O placar surpreendeu a maioria dos distritais, já que o próprio
parlamentar do PPL estava confiante de que escaparia e levou até sua
claque para as galerias do plenário. O consenso é de que houve traição. A
votação secreta que cassou Raad foi tumultuada por acusações, troca de
farpas e muita tensão. A sessão começou pouco depois das 16h, com a
presença de todos os 24 distritais. O relator do processo na Comissão de
Ética, deputado Joe Valle (PDT), resumiu o relatório em que pediu a
cassação. “A medida a ser aplicada é a mais severa. As provas
caracterizam quebra de decoro”, disse.
Acompanhado da mulher, Ádila Stemler, e do presidente regional do PPL,
Marco Antônio Campanella, Raad dispensou os advogados e falou durante
quase 20 minutos na tribuna. Argumentou que nunca foi condenado pela
Justiça e garantiu que tem a consciência tranquila. Segundo
investigações do MP e da Polícia Civil, ele teria se apropriado de parte
de uma emenda de R$ 100 mil, destinada à realização de um evento rural
em Sobradinho em 2010. “Eu não iria fazer maracutaia por causa de R$ 47
mil. Se fosse assim, iria fazer por algo que me desse mais vantagem”,
argumentou Raad. E continuou: “A Polícia Federal tem laudo que diz não
haver nenhum indício de que eu tenha me apropriado de recursos da
emenda. Não cometi nenhum delito, estar aqui hoje por conta de uma coisa
tão pequena, sem nenhum crime comprovado, é ridículo”, acrescentou o
distrital. “Sou um homem de respeito, trabalho desde os 14 anos, nunca
precisei roubar. Tudo o que tenho conquistei com suor e trabalho”,
emendou.
Liliane Roriz fotografou o próprio voto pelo celular
Suposta chantagem
O discurso emotivo não convenceu os colegas. O corregedor da Câmara,
Patrício (PT), falou logo depois de Raad e defendeu a cassação. “Não
houve investigação política, o que ocorreu foi um trabalho sério de
apuração, com amplo direito de defesa. Essa Casa é independente”,
afirmou. Chico Vigilante (PT) e Dr. Michel (PP) também subiram à tribuna
para defender a cassação. Chico Leite (PT) lamentou o fato de a Câmara
realizar mais uma votação secreta, por determinação da Justiça.
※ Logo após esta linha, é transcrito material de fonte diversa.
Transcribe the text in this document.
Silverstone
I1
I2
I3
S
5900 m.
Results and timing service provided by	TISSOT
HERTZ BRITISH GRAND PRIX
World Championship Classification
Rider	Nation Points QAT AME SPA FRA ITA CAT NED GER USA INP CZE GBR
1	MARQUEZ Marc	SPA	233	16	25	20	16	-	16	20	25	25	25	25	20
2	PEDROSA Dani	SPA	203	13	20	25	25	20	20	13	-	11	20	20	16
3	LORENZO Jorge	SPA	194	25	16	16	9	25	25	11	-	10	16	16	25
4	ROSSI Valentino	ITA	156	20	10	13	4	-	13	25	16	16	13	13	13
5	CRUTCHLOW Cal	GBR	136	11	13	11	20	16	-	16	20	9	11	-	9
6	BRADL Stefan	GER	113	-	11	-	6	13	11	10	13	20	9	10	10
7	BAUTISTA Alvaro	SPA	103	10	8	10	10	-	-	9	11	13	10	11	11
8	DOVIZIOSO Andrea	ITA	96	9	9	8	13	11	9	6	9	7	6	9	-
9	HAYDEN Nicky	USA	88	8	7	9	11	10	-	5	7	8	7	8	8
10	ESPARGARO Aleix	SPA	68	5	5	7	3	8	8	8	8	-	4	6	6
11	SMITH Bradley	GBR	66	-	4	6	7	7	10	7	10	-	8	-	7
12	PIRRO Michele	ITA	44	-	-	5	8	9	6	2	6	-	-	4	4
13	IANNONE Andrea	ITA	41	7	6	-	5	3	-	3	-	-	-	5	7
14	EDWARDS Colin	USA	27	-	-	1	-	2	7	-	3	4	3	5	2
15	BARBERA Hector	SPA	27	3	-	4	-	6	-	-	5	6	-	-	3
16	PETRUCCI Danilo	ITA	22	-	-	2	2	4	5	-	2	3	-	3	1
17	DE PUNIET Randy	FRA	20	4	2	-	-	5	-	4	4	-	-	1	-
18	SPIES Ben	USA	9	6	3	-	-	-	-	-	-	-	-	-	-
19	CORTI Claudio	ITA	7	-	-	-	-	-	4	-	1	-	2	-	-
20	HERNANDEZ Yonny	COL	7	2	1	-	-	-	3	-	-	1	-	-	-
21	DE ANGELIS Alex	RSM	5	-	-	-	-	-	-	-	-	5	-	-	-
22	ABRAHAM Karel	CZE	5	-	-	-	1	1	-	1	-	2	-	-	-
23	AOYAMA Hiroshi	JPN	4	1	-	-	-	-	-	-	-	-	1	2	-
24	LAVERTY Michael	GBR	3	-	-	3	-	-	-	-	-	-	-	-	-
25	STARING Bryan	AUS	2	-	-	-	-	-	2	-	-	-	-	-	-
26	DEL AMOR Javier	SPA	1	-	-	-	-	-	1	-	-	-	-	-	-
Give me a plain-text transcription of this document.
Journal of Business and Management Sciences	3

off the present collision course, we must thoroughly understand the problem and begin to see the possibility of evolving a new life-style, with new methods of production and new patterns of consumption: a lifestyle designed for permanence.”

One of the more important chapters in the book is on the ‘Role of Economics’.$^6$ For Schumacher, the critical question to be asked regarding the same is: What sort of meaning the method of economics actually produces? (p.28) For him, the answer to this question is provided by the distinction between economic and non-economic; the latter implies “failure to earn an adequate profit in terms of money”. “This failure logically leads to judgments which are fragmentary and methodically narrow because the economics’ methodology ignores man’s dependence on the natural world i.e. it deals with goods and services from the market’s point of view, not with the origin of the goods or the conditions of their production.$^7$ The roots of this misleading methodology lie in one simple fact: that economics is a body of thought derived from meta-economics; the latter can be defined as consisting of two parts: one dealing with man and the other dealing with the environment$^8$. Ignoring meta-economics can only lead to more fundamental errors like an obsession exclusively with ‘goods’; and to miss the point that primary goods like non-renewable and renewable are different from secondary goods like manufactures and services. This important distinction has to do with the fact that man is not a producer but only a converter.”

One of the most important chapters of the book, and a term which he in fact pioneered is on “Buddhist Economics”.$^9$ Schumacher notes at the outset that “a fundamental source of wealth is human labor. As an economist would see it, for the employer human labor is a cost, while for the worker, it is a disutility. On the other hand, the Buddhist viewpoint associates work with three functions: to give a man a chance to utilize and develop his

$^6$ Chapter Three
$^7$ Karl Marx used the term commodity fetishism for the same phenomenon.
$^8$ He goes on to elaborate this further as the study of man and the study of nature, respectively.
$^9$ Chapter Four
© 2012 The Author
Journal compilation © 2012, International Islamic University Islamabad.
O episódio da suposta tentativa de extorsão a Raad, como era esperado,
não foi esquecido. Em agosto, o parlamentar do PPL procurou a polícia e o
MP alegando ter sido chantageado por homens que estariam a mando de
deputados distritais. De acordo com Raad, ele teria que pagar R$ 2,7
milhões para se livrar do processo. O caso, em vez de ajudá-lo,
contribuiu para a cassação. “Vossa Excelência foi conivente com dois
marginais. Poderia ter prendido ou expulsado esses homens da sua casa”,
disse Chico Vigilante. “Não sou policial para prender ninguém. Minha
obrigação é procurar o Ministério Público e a polícia, como fiz”,
argumentou Massouh.
Na edição de ontem, o Correio mostrou como votariam sete distritais. Ao
longo do dia, outros decidiram se declarar publicamente favoráveis à
cassação. Na Câmara, nenhum distrital discursou em defesa do colega. Ao
contrário de prognósticos feitos por deputados no início da sessão, o
placar para cassação foi folgado: eram necessários 13 votos para que ele
perdesse o mandato.
Raad foi o único que não votou. Ao todo, 23 deputados depositaram voto na urna, mas, no momento da contagem, havia 24 envelopes. Depois de trocas de acusações sobre tentativas de tumultuar a sessão, o presidente da Câmara, Wasny de Roure (PT), decidiu fazer uma nova votação. Às 19h20, o destino de Raad foi anunciado. O parlamentar havia deixado a Câmara pouco antes, ao lado da mulher, e não ouviu o resultado. A Mesa Diretora decidiu que, assim que a decisão for publicada no Diário da Câmara Legislativa, o que deve acontecer até sexta-feira, o suplente, Paulo Roriz, poderá tomar posse.
Claque na galeria
“Raad, amigo, o povo está contigo!”. Os gritos de correligionários se
misturaram a aplausos, na galeria do plenário, após o anúncio da
cassação do deputado do PPL. Essas foram as poucas manifestações durante
a sessão de ontem. Os simpatizantes do parlamentar eram maioria
absoluta entre os pouco mais de 100 espectadores na parte de cima do
espaço, a única aberta ao público.
Entre os apoiadores de Raad, grande parte era de pequenos produtores
rurais, como Fernando Jesus, 46 anos, morador de São Sebastião. “A gente
vem em caravana. Somos umas 20 pessoas. Defendemos o Raad porque o
parlamentar é o que menos tem culpa nessa questão (distribuição de
emenda). Ele confia no administrador, na prestação de contas dele”,
comentou. Entre os defensores do distrital, também havia muitos
integrante do partido dele. “Estou aqui para defender o deputado e o
partido. Sou pré-candidato a distrital”, declarou Lafer da Silva Barros,
48 anos.
Os mais de 40 homens e mulheres escalados para fazer a segurança dentro
da Câmara — havia mais 20 policiais militares do lado de fora —
impediram a entrada de faixas e cartazes na galeria. Dessa forma,
integrantes do movimento Adote um Distrital, autor da representação que
levou à abertura de processo contra Raad, tiveram de jogar no lixo o
cartaz de protesto com a frase “Será Raad o Donadon do cerrado?”, em
referência ao deputado federal Natan Donadon, absolvido pelos colegas
parlamentares em voto secreto, mesmo após ser condenado e preso na
Papuda. (RA).
24 cédulas e 23 eleitores
Mesmo com dois seguranças legislativos encarregados da cabine de votação, apareceu na urna um voto a mais, o que levou a uma nova rodada. Câmara promete investigar suspeita de fraude praticada por um distrital.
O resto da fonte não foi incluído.